Happiness is a Warm Toilet Seat

by | Jan 25, 2003

 

Remember those warm weather days just a few weeks ago? I guess I never should have bragged about all that warm weather! Temperatures dropped below zero this week for the first time in ten months making it a rather long walk to the outhouse. Envisioning frost bite in strange places, I decided that now was a good time to purchase and install an indoor toilet.

I never realized how many different toilets there are. There are hundreds and hundreds of makes and models. Some from the US, Canada, Mexico, China, Australia and who knows where else. It’s enough to make your “head” spin!

The US government back in 1995 mandated that toilets only use 1.6 gallons of water (or less), which is quite an improvement over toilets sold just a few years prior. Although this is a good thing from a water conservation standpoint, there’s more of a risk that they may clog or not clean properly with a single flush. What good is a water conserving toilet if you have to flush it more than once? With that in mind, I focused my search on functionality instead of cosmetics.

An article from Mother Earth News gave me a good place to start on my quest for the perfect toilet. My first choice was a toilet made in Australia. The dual-flush Caroma was highly rated, but a bit on the pricey side. The toilet has two buttons: one button for “a number one” and another for “a number two”.

After listing the pro’s and con’s I decided against the Caroma because of the “drain” on my pocket book, but when I told my friends about this, they took up a collection to help pay for the toilet. They said that the toilet was “So You”. How a toilet could be “So You” is beyond me, but considering they were willing to make a donation, what could I say? (They must have thought it was cute to have a button for a “number one” and another for “number two”.) Actually, all kidding aside, it is a smart idea. This would help cut water consumption by requiring only 0.8 gallons for liquid waste and 1.6 gallons for solid waste.

Caroma’s are not the easiest toilet to find here in the US, but it just so happens that there is a distributor of the Caroma toilet in the Chicago area, and although it is on the other side of town (50 miles), I thought it wise to see the toilet in action before making the “plunge”. (The distributor has one on display—sort of — it’s used in their office.)

After a bit of a drive, I arrived at the plumbing supply store. I asked to see the Caroma toilet that they had on display and the fella behind the counter took me through their stock room and finally to their back room where low and behold, a restroom appeared. He demonstrated how the two-flusher worked by pressing the “number one” and then the “number two” button. Sure enough, there was a small flush and then a big flush. Wow. Cool.

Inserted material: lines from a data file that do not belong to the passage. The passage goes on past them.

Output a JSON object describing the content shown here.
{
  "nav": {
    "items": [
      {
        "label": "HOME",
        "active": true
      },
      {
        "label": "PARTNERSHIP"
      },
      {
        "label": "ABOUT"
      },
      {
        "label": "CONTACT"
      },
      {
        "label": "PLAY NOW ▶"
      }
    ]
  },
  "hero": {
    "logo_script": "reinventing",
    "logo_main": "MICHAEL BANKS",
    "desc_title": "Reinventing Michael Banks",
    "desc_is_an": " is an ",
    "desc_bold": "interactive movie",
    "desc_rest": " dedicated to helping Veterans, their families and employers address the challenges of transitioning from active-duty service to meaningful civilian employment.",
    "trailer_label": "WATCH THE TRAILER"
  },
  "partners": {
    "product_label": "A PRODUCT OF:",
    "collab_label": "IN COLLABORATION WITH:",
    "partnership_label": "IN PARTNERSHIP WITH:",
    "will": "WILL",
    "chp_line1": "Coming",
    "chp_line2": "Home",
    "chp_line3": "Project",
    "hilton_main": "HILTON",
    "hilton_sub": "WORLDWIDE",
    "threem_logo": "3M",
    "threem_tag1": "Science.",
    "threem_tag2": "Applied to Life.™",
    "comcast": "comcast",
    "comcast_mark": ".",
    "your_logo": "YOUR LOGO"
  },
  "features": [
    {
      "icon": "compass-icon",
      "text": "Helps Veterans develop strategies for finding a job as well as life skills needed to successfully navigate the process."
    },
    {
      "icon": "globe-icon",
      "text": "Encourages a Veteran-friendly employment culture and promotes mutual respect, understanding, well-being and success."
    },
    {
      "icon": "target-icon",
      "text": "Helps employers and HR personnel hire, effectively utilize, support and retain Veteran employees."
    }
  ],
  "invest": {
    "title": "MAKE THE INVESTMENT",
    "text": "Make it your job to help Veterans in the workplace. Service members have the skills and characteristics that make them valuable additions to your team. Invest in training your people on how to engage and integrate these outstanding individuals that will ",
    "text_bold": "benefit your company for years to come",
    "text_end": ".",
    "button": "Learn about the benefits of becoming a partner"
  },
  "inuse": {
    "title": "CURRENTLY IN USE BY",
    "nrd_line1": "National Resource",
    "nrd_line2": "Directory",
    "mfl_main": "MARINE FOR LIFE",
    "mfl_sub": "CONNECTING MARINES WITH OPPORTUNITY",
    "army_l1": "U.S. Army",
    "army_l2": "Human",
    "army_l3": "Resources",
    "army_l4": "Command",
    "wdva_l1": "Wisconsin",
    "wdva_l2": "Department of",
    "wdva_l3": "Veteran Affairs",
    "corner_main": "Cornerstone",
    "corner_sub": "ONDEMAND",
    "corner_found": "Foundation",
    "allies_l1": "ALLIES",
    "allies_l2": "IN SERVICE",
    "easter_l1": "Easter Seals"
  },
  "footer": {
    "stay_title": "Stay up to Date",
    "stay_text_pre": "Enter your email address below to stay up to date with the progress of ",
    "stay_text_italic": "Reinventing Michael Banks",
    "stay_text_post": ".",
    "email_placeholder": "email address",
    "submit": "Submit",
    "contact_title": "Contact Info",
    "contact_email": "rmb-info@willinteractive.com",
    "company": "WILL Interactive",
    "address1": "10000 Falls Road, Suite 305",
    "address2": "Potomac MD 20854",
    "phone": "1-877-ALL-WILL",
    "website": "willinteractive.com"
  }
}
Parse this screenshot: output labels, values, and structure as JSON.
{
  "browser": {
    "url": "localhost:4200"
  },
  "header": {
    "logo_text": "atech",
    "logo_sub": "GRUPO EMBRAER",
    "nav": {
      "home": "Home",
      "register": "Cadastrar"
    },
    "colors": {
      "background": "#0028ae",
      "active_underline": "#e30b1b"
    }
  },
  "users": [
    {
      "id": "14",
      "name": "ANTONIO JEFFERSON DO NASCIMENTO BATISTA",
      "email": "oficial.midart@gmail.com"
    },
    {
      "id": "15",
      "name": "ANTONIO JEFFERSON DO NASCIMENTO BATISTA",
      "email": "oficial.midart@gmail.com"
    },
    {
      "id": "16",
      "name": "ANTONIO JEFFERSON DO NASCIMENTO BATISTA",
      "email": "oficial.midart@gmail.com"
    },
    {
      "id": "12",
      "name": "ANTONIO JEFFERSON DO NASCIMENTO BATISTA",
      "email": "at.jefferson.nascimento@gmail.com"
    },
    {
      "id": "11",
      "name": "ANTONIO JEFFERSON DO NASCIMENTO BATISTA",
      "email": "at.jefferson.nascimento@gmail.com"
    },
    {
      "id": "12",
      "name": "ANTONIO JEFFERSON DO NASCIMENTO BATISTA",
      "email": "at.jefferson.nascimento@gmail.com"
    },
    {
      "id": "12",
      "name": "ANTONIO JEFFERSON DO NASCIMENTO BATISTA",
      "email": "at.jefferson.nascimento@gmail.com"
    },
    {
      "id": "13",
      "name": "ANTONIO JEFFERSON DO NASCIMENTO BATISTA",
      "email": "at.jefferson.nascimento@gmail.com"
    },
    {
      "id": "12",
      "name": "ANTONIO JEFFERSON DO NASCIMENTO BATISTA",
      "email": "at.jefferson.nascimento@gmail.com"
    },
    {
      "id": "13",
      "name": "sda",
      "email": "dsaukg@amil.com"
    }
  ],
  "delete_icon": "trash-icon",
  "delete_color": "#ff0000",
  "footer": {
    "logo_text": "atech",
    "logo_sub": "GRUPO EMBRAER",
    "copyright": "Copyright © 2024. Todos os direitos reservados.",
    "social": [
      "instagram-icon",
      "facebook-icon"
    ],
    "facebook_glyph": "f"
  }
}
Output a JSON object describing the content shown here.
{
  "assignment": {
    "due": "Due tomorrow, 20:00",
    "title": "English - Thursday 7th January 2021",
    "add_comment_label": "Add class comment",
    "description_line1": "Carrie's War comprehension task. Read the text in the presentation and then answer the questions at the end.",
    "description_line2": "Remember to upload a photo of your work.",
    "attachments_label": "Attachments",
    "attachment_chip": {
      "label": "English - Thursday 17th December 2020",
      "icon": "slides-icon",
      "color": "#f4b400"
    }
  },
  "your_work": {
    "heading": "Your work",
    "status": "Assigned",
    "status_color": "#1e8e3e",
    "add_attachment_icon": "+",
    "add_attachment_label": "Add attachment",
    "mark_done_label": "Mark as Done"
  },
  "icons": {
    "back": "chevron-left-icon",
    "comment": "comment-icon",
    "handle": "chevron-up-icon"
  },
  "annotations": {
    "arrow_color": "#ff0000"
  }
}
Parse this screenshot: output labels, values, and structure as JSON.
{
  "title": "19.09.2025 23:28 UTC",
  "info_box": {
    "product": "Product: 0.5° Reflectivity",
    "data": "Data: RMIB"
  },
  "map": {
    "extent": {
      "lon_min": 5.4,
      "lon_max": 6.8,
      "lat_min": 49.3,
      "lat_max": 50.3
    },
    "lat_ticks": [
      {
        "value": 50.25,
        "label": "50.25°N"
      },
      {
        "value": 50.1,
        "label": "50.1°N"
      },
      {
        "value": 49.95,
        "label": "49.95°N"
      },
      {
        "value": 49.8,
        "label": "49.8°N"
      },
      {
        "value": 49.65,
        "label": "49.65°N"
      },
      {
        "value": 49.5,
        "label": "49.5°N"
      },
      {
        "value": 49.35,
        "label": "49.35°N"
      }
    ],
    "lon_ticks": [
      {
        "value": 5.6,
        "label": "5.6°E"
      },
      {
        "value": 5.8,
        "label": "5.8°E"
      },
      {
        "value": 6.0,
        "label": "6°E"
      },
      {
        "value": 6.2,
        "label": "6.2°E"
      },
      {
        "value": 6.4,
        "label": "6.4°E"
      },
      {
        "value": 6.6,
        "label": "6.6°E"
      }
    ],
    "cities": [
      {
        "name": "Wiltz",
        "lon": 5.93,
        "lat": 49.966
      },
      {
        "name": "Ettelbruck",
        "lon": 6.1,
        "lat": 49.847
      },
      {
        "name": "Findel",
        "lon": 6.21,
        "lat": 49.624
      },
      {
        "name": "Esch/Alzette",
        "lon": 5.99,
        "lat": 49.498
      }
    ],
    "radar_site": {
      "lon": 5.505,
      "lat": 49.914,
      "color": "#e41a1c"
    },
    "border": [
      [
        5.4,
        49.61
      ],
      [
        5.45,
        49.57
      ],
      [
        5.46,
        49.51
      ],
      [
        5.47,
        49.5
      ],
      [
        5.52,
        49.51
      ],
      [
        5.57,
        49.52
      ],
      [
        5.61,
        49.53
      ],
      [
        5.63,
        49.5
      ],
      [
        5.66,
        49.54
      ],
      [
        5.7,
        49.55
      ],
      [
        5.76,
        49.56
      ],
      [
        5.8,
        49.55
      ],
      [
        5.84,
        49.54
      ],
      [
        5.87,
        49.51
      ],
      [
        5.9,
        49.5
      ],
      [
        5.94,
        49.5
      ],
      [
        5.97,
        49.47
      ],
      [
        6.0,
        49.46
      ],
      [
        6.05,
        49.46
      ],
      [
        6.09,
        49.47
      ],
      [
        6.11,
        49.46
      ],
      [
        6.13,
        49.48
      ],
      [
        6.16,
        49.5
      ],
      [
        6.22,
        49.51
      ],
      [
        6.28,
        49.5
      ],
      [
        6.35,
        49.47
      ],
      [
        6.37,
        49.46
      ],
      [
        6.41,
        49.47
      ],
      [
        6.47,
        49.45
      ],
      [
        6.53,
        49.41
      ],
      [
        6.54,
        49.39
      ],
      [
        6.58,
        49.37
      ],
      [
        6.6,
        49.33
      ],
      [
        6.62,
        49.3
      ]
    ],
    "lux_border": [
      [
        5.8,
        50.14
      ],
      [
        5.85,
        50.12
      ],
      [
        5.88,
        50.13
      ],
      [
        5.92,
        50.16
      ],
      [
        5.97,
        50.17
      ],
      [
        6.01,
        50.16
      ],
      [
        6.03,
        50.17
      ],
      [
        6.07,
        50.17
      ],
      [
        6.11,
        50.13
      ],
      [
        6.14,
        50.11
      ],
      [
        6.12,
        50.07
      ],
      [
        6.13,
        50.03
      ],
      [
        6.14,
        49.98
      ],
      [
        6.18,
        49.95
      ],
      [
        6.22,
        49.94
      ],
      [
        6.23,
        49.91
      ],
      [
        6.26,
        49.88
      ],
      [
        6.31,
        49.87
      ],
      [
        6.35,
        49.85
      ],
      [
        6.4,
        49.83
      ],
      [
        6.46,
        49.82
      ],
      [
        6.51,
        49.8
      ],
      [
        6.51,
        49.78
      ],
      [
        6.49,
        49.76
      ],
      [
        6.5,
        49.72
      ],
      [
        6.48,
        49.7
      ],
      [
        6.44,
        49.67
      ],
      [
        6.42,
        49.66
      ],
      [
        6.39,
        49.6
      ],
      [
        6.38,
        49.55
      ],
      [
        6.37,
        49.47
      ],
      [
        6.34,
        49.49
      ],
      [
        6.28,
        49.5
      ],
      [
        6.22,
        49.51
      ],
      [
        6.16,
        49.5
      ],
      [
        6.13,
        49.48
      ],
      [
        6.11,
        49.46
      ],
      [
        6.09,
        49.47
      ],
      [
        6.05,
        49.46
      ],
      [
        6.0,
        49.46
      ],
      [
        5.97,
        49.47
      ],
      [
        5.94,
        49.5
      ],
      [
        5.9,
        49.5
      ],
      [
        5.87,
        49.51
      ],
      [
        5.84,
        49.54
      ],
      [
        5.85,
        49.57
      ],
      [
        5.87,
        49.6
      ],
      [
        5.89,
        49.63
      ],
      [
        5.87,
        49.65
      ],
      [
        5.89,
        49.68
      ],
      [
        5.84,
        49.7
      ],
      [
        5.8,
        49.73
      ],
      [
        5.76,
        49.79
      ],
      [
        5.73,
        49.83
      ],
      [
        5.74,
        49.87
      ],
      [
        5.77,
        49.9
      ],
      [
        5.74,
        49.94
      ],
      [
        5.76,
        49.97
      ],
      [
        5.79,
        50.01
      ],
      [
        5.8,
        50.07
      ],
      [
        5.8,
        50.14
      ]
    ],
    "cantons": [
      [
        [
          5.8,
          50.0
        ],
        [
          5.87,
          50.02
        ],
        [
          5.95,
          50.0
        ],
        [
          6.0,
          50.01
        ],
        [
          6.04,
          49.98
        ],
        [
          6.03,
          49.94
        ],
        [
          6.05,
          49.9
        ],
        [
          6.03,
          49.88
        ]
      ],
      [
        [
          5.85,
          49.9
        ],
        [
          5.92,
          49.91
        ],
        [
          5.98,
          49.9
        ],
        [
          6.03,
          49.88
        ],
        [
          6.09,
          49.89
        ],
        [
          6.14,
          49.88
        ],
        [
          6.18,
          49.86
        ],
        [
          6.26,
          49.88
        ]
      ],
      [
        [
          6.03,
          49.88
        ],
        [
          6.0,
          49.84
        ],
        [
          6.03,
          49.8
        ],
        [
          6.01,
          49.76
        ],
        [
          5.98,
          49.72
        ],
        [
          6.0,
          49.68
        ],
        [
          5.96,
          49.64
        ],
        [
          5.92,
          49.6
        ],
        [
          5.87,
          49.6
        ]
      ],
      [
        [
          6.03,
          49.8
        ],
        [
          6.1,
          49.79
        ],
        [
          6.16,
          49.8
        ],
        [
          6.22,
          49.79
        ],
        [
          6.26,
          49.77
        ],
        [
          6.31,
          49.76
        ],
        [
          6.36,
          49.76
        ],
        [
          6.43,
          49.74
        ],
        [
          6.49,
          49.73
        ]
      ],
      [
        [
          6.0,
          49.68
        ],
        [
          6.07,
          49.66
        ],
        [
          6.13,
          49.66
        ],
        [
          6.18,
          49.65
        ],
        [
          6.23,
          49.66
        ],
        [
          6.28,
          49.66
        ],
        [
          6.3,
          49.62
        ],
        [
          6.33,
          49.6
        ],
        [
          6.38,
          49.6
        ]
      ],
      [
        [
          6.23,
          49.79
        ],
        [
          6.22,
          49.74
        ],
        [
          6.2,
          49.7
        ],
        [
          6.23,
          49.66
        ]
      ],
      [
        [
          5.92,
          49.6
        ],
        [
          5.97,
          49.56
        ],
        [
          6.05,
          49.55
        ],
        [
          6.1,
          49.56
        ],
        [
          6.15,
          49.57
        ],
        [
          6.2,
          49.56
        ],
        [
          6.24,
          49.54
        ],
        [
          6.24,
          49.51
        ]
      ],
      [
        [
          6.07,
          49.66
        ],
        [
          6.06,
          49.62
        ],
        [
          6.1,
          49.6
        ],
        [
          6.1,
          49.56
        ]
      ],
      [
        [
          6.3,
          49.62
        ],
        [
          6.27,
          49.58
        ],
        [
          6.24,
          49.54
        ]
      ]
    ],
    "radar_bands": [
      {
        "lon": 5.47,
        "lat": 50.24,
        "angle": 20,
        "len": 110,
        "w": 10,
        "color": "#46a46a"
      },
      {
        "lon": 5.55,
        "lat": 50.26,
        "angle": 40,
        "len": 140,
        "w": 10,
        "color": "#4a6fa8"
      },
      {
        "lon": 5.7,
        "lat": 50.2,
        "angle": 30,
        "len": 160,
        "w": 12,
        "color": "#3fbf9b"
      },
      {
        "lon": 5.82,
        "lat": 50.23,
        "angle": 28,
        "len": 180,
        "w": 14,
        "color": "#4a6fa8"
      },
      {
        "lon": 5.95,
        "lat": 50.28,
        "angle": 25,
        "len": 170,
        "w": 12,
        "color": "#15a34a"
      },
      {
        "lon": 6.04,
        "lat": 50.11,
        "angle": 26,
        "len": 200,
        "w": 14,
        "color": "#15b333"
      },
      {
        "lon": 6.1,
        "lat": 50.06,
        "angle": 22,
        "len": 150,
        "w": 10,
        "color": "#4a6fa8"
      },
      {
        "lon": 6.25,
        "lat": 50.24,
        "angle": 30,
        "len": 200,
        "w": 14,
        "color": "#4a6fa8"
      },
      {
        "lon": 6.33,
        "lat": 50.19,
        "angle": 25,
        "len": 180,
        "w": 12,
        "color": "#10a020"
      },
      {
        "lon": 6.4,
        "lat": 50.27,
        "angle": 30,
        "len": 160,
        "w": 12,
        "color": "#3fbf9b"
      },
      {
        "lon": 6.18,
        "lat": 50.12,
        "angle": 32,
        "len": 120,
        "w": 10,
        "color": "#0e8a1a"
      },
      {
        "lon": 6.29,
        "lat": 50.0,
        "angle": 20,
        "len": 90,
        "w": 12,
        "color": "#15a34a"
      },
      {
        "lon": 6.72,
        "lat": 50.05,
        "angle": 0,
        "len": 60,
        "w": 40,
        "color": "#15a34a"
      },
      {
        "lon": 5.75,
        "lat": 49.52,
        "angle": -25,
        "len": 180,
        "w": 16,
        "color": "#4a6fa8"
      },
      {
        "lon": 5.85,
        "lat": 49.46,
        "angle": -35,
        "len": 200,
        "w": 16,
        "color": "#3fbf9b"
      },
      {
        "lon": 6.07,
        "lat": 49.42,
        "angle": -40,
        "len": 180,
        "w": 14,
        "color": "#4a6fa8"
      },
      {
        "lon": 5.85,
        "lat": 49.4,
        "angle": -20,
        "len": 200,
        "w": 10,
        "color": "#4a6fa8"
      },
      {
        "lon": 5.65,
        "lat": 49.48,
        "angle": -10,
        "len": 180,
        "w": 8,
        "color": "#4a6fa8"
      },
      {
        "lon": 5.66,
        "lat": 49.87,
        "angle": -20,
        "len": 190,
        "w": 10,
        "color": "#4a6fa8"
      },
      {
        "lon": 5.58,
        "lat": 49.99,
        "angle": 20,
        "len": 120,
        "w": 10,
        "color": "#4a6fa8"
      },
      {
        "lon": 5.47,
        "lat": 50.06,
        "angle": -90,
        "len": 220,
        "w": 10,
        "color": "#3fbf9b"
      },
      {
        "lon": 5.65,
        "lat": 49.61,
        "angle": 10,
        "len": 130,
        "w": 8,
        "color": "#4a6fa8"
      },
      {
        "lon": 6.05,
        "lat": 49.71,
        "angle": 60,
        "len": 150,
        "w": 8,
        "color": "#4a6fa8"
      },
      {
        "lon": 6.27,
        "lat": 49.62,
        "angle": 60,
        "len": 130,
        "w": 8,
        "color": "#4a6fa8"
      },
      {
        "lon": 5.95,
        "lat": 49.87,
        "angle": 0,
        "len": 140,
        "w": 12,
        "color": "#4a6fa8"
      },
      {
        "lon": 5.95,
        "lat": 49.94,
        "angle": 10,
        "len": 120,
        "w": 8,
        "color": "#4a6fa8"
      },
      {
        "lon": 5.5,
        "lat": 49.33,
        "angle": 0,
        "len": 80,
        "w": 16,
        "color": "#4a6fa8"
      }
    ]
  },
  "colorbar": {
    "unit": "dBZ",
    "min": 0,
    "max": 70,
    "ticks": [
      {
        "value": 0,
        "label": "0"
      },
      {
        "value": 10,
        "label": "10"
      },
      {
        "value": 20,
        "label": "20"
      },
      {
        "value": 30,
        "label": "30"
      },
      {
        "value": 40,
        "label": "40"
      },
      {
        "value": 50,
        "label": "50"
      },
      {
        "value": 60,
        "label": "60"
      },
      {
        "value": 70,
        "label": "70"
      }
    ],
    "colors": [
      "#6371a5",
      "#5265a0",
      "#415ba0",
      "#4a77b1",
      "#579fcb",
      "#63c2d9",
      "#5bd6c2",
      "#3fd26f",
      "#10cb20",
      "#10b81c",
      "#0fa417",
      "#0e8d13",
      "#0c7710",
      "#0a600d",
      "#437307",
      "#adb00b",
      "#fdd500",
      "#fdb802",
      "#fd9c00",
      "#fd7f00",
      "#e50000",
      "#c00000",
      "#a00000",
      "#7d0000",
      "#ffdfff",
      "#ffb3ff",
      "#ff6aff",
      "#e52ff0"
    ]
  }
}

He explained how the toilet slides onto the toilet flange and is bolted directly to the floor. Hmmm…!!! Bolted to the floor? Typically, toilets are bolted to the pipe flange. Having a concrete floor with radiant floor tubing running through the slab, I wondered what my chances would be drilling a hole into the in-floor tubing. (I envisioned a 100% chance of that happening—Murphy’s Law!)
Happiness is a warm seat.

I guess I probably could have come up with a platform or something to circumvent the problem, but I just didn’t think it was worth the extra time and effort.

Maybe when it comes time to put in the upstairs toilet, I’ll consider it again. It looks like a well made toilet, but I wonder how hard it might be to get parts for it if it breaks? So on to plan “B”.

Another toilet manufacturer that was given high marks in the article is Toto. Some of the advantages of the Toto toilet are a large and fully enameled trap and large diameter flapper that creates a quick flush. (Most of the toilets that I saw in the home improvement stores were all narrow 1.5″ traps which could potentially cause clogs.) So I ordered the Toto toilet from a local distributor here in N. Illinois and it finally arrived on Monday.

“Flushed” with excitement, I trucked it on up to the house and installed the Toto toilet. This is the beginning of a new era for Day Creek—We’ve got indoor plumbing! (Sort of.) The walls to the bathroom aren’t up yet and the tank has to be filled with a garden hose, but it’s a “relief” to not have to walk all the way to the outhouse located in back of the pole shed.

Happiness is a warm toilet seat and a Toto too!